About 44.8 billion cubic meters of water will be supplied to drought-prone North China every year, benefiting 500 million people, when the South-to-North Water Diversion Project is completed, authorities said.
The project, the world's largest water diversion, will transfer water from the water-rich south, mainly the Yangtze River, to the drought-prone north and consists of three routes: eastern, middle and western.
Construction started on the eastern route in December 2002, and on the middle route a year later.
The first phase of the project's eastern route will divert water from Jiangdu, Jiangsu province, on the Yangtze River into Shandong province along the Beijing-Hangzhou Grand Canal in 2013.
The first phase of the middle route will supply water from the Danjiangkou Reservoir in Hubei province to northern cities, including Beijing, Tianjin, Shijiazhuang and Zhengzhou, in 2014.
The first phase of the eastern and middle routes stretches 2,899 km, accounting for about 67 percent of the project's overall length.
E Jingping, head of the SNWD project office under the State Council, praised the achievements of the project over its 10-year construction, praising the efforts in resettlement work, project construction, and improvements in water quality.

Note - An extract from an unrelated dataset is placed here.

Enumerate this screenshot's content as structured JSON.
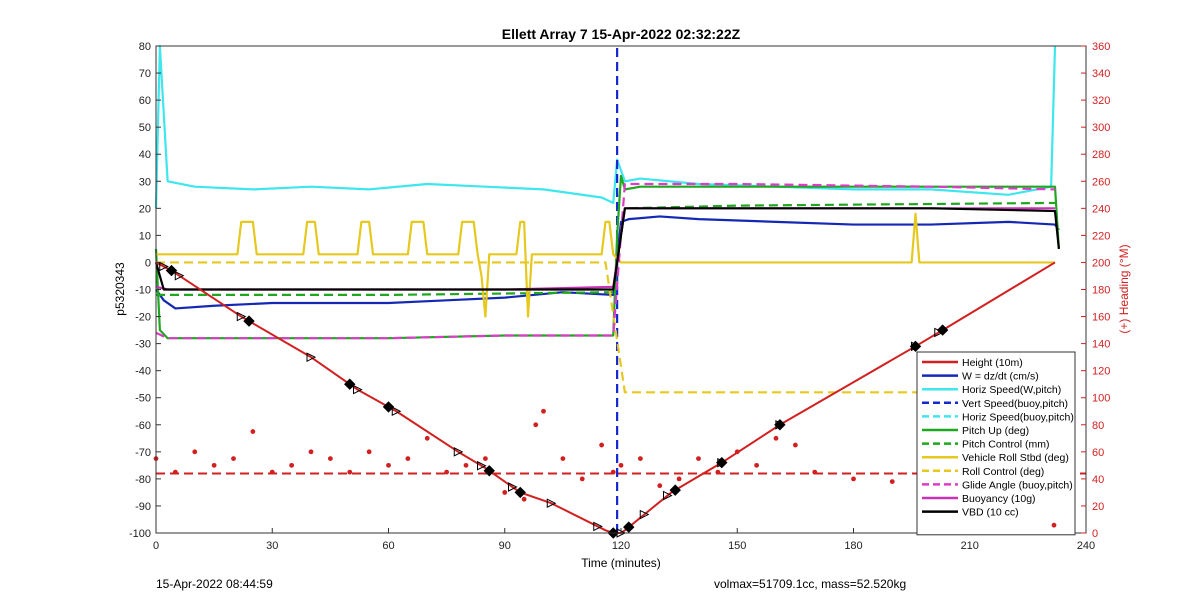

So far, 345,000 residents in Hubei and Henan provinces who live around the Danjiangkou Reservoir, where water is to be drawn for the project's middle route, have been resettled.
Up to 1.4 billion cubic meters of water have already been transferred to Beijing through the Beijing-Shijiazhuang section of the middle route — linking reservoirs in Hebei with Beijing, since 2008 as an emergency measure to help ease the water shortage in the capital.
The project will transfer at least 1 billion cubic meters of water to Beijing a year, accounting for one-fourth of the city's annual water supply, according to the Beijing branch of the SNWD project office.
China had invested 213.4 billion yuan ($34.3 billion) into the first phase of the project's eastern and middle routes as of October, according to the project office.
The western route, meant to replenish the Yellow River with water diverted from the upper reaches of the Yangtze River, is still at the blueprint stage.